Los hongos mágicos, tal como ya hemos señalado, suelen crecer en ambientes naturales donde paste ganado vacuno y suela llover en abundancia. Latinoamérica (con México y Colombia a la cabeza) son dos países en los que abunda la psilocibina en sus múltiples variedades. Por desgracia, los hongos muy rara vez se comercializan, no tanto por las (idiotas) prohibiciones gubernamentales, sino porque los efectos de las setas pierden su eficacia a través del empaque y el transporte. Han de ser ingeridos in situ. Por fortuna, el ingenio humano ha encontrado un sustituto perfecto: las trufas mágicas. La trufa, como bien sabréis, forma parte de la misma planta, sólo que es la parte del vegetal que permanece bajo la tierra. Contiene todas las propiedades del hongo del que forma parte (incluyendo, por suerte, las psicoactivas). Y pueden comercializarse, transportarse e ingerirse perfecta y legalmente sin que mengüe su efectividad. Existe una amplia oferta en Internet de empresas que comercializan las trufas mágicas a través del correo ordinario. Es lo que yo suelo hacer, así que no dudo en recomendar este procedimiento que no comporta ningún riesgo. Suelen venderse por bolsitas de 10 a 15 gramos de trufas (las cuales hay que guardar en la nevera), clasificadas según su potencia. En caso de principiantes, yo recomiendo empezar por un tipo de trufa de nivel suave o medio y probar al menos 10 gramos. No hay que tener ningún miedo. El sabor es algo amargo, pero en ningún caso desagradable.

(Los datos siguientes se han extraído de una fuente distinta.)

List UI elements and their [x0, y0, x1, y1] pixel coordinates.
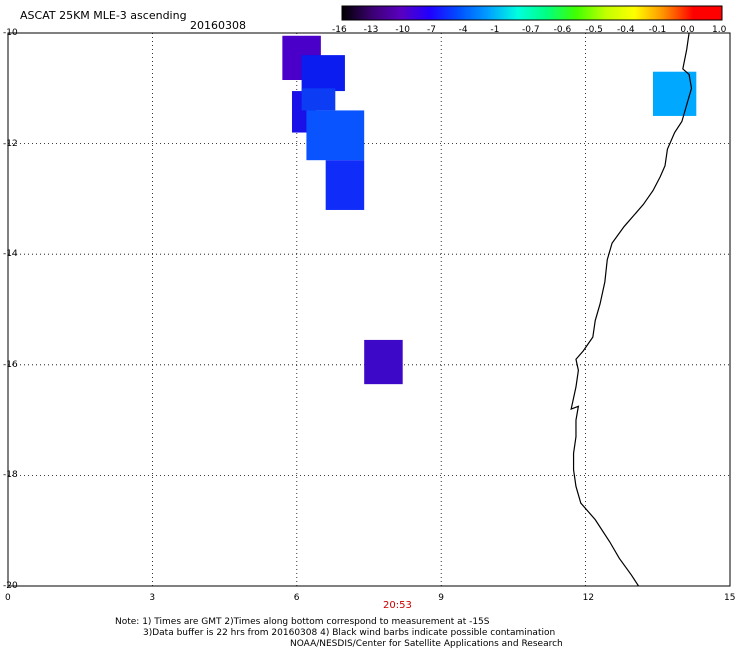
colorbar-tick-label: -7 — [427, 25, 436, 35]
colorbar-tick-label: 0.0 — [680, 25, 695, 35]
x-tick-label: 0 — [5, 593, 11, 603]
y-tick-label: -12 — [3, 138, 18, 149]
coastline — [570, 32, 693, 587]
colorbar-tick-label: -10 — [395, 25, 411, 35]
note-line-3: NOAA/NESDIS/Center for Satellite Applica… — [290, 639, 563, 649]
y-tick-label: -20 — [3, 581, 18, 591]
x-tick-label: 9 — [438, 593, 444, 603]
time-label: 20:53 — [383, 600, 412, 611]
colorbar-segment — [546, 6, 577, 20]
colorbar-segment — [605, 6, 635, 20]
colorbar-tick-label: -4 — [458, 25, 468, 35]
colorbar-tick-label: 1.0 — [712, 25, 727, 35]
x-tick-label: 6 — [293, 593, 300, 603]
map-date: 20160308 — [190, 19, 246, 32]
colorbar-frame — [341, 5, 723, 21]
scatterometer-cell — [306, 110, 365, 161]
x-tick-label: 12 — [582, 593, 595, 603]
y-tick-label: -16 — [3, 359, 18, 370]
colorbar — [341, 5, 723, 21]
scatterometer-cell — [301, 55, 345, 92]
colorbar-tick-label: -13 — [363, 25, 379, 35]
colorbar-segment — [429, 6, 460, 20]
y-tick-label: -10 — [3, 28, 18, 38]
scatterometer-cell — [652, 71, 697, 116]
map-title: ASCAT 25KM MLE-3 ascending — [20, 9, 187, 22]
note-line-1: Note: 1) Times are GMT 2)Times along bot… — [115, 617, 490, 627]
colorbar-segment — [634, 6, 665, 20]
y-tick-label: -14 — [3, 249, 18, 260]
x-tick-label: 15 — [724, 593, 736, 603]
x-tick-label: 3 — [149, 593, 156, 603]
colorbar-segment — [400, 6, 431, 20]
colorbar-tick-label: -0.6 — [553, 25, 572, 35]
colorbar-tick-label: -0.4 — [617, 25, 635, 35]
colorbar-segment — [488, 6, 518, 20]
colorbar-tick-label: -16 — [332, 25, 347, 35]
note-line-2: 3)Data buffer is 22 hrs from 20160308 4)… — [143, 628, 556, 638]
colorbar-tick-label: -0.5 — [585, 25, 603, 35]
colorbar-tick-label: -1 — [490, 25, 500, 35]
colorbar-segment — [458, 6, 489, 20]
colorbar-tick-label: -0.1 — [648, 25, 667, 35]
colorbar-segment — [692, 6, 723, 20]
colorbar-segment — [517, 6, 548, 20]
y-tick-label: -18 — [3, 470, 18, 481]
colorbar-segment — [371, 6, 401, 20]
scatterometer-cell — [325, 160, 365, 210]
scatterometer-cell — [301, 88, 336, 111]
plot-frame — [7, 32, 731, 587]
scatterometer-cell — [364, 339, 403, 385]
colorbar-segment — [342, 6, 372, 20]
data-cells — [282, 35, 697, 385]
colorbar-segment — [575, 6, 606, 20]
colorbar-tick-label: -0.7 — [522, 25, 540, 35]
colorbar-segment — [663, 6, 694, 20]
grid-lines — [8, 33, 730, 586]
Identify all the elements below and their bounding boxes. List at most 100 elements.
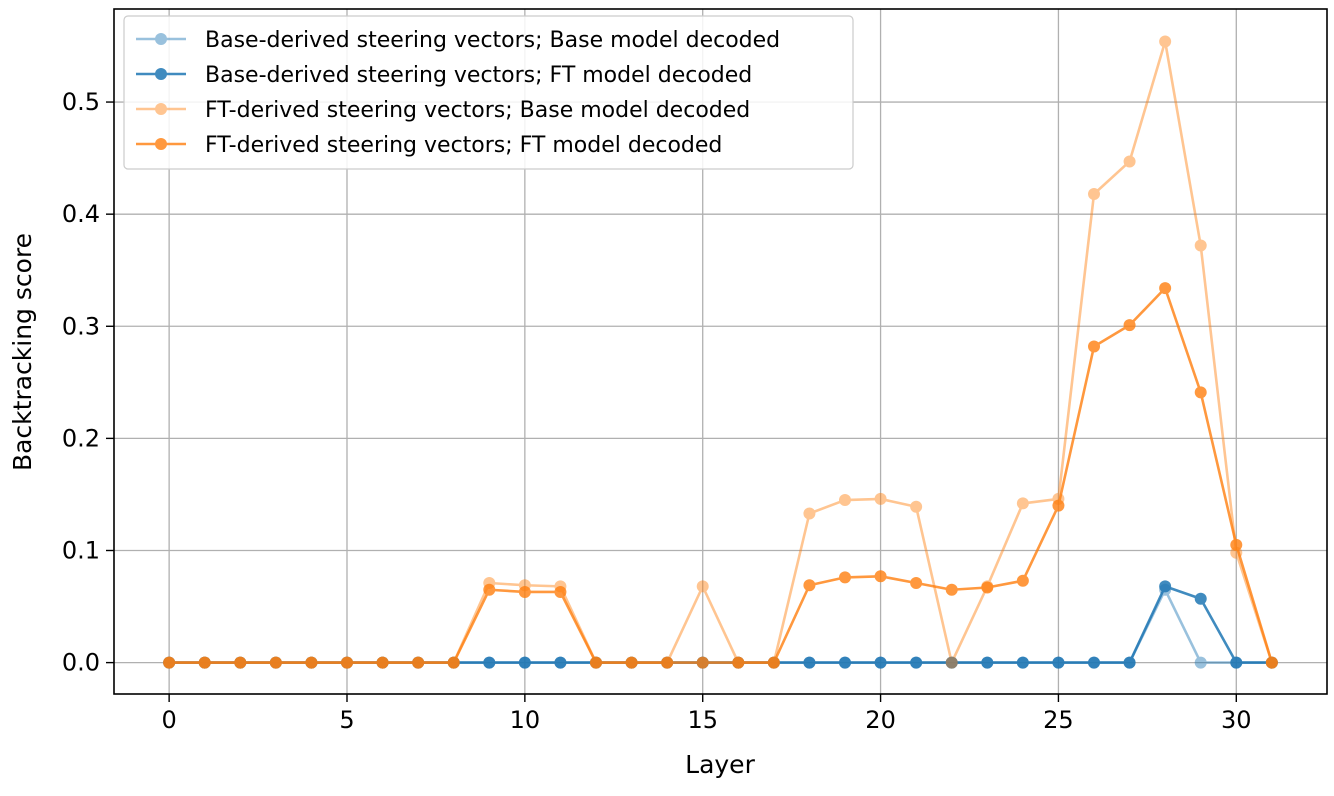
series-point (518, 656, 531, 669)
series-point (483, 656, 496, 669)
series-point (874, 570, 887, 583)
series-point (910, 577, 923, 590)
series-point (1088, 656, 1101, 669)
legend-entry: Base-derived steering vectors; Base mode… (136, 28, 780, 53)
x-tick-label: 15 (687, 706, 718, 734)
series-point (1194, 656, 1207, 669)
legend-box (123, 15, 854, 170)
series-4 (163, 282, 1278, 669)
series-point (1088, 340, 1101, 353)
series-point (1123, 656, 1136, 669)
series-point (839, 571, 852, 584)
series-point (1088, 187, 1101, 200)
series-point (945, 656, 958, 669)
series-point (874, 492, 887, 505)
series-point (803, 656, 816, 669)
y-tick-label: 0.0 (62, 649, 100, 677)
series-point (305, 656, 318, 669)
legend-dot (155, 103, 167, 115)
series-point (874, 656, 887, 669)
y-tick-label: 0.5 (62, 88, 100, 116)
series-point (1123, 155, 1136, 168)
legend-entry: FT-derived steering vectors; Base model … (136, 98, 750, 123)
series-point (839, 656, 852, 669)
y-tick-label: 0.1 (62, 536, 100, 564)
series-point (269, 656, 282, 669)
series-point (1016, 656, 1029, 669)
series-point (1052, 499, 1065, 512)
legend-label: Base-derived steering vectors; FT model … (205, 63, 752, 88)
series-point (1123, 319, 1136, 332)
series-point (1052, 656, 1065, 669)
y-tick-label: 0.2 (62, 424, 100, 452)
series-point (198, 656, 211, 669)
series-point (625, 656, 638, 669)
series-point (1194, 592, 1207, 605)
series-point (661, 656, 674, 669)
y-tick-label: 0.4 (62, 200, 100, 228)
series-point (696, 580, 709, 593)
series-point (767, 656, 780, 669)
series-point (1194, 386, 1207, 399)
x-axis-label: Layer (685, 750, 755, 779)
legend-marker (136, 33, 186, 45)
series-point (803, 507, 816, 520)
series-point (447, 656, 460, 669)
series-point (589, 656, 602, 669)
series-point (234, 656, 247, 669)
y-tick-label: 0.3 (62, 312, 100, 340)
series-point (981, 656, 994, 669)
series-point (412, 656, 425, 669)
series-point (163, 656, 176, 669)
series-point (1230, 538, 1243, 551)
y-tick-labels: 0.0 0.1 0.2 0.3 0.4 0.5 (62, 88, 100, 677)
series-point (483, 583, 496, 596)
series-point (1159, 282, 1172, 295)
legend-marker (136, 68, 186, 80)
series-point (1016, 497, 1029, 510)
series-point (696, 656, 709, 669)
series-point (340, 656, 353, 669)
series-point (1230, 656, 1243, 669)
legend-label: FT-derived steering vectors; Base model … (205, 98, 750, 123)
series-point (839, 494, 852, 507)
x-tick-label: 5 (339, 706, 354, 734)
x-tick-label: 20 (865, 706, 896, 734)
series-point (518, 585, 531, 598)
series-point (1016, 574, 1029, 587)
series-point (945, 656, 958, 669)
legend-label: Base-derived steering vectors; Base mode… (205, 28, 780, 53)
x-tick-label: 30 (1221, 706, 1252, 734)
legend-dot (155, 33, 167, 45)
legend-dot (155, 138, 167, 150)
legend-marker (136, 103, 186, 115)
series-point (554, 585, 567, 598)
series-point (945, 583, 958, 596)
ticks (106, 101, 1237, 702)
legend-dot (155, 68, 167, 80)
legend: Base-derived steering vectors; Base mode… (123, 15, 854, 170)
legend-label: FT-derived steering vectors; FT model de… (205, 133, 722, 158)
y-axis-label: Backtracking score (8, 233, 37, 471)
series-point (1159, 35, 1172, 48)
series-point (910, 656, 923, 669)
x-tick-labels: 0 5 10 15 20 25 30 (161, 706, 1251, 734)
series-point (1265, 656, 1278, 669)
series-layer (163, 35, 1278, 669)
x-tick-label: 10 (510, 706, 541, 734)
legend-marker (136, 138, 186, 150)
series-point (1194, 239, 1207, 252)
plot-frame (113, 8, 1328, 695)
series-point (981, 581, 994, 594)
series-point (910, 500, 923, 513)
series-point (732, 656, 745, 669)
series-point (803, 579, 816, 592)
x-tick-label: 25 (1043, 706, 1074, 734)
legend-entry: Base-derived steering vectors; FT model … (136, 63, 752, 88)
series-point (376, 656, 389, 669)
x-tick-label: 0 (161, 706, 176, 734)
legend-entry: FT-derived steering vectors; FT model de… (136, 133, 722, 158)
series-point (554, 656, 567, 669)
series-point (1159, 580, 1172, 593)
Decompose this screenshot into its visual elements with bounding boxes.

Para mejores efectos, se recomienda ingerir las trufas con el estómago vacío, y no mezclar con otras drogas ni con el alcohol, básicamente porque el alcohol reduce el efecto de los hongos… de hecho, si se quiere regresar de cualquier «viaje» no hay nada como un poco de alcohol para «tocar tierra» de nuevo; también es recomendable ingerir agua con azúcar si se quiere interrumpir o mitigar de inmediato los efectos.    

Y ahora, después de tanto preámbulo, voy a narrar a grandes rasgos una de mis últimas experiencias con la psilocibina, a manera de ejemplo ilustrativo acerca de lo que se debe y lo que no se debe hacer con esta sustancia (después de todo se supone que esto son unos «diarios», así que debo hacer honor al título del blog). Ya he dicho que suelo repartir mi tiempo bajo los efectos de los hongos entre un paseo por el campo y el reposo en casa (en completo silencio o con música adecuada y un tanto relajante). Sin embargo, en esta ocasión, por tratarse de un viaje al extranjero, hice algunas variaciones no demasiado recomendables.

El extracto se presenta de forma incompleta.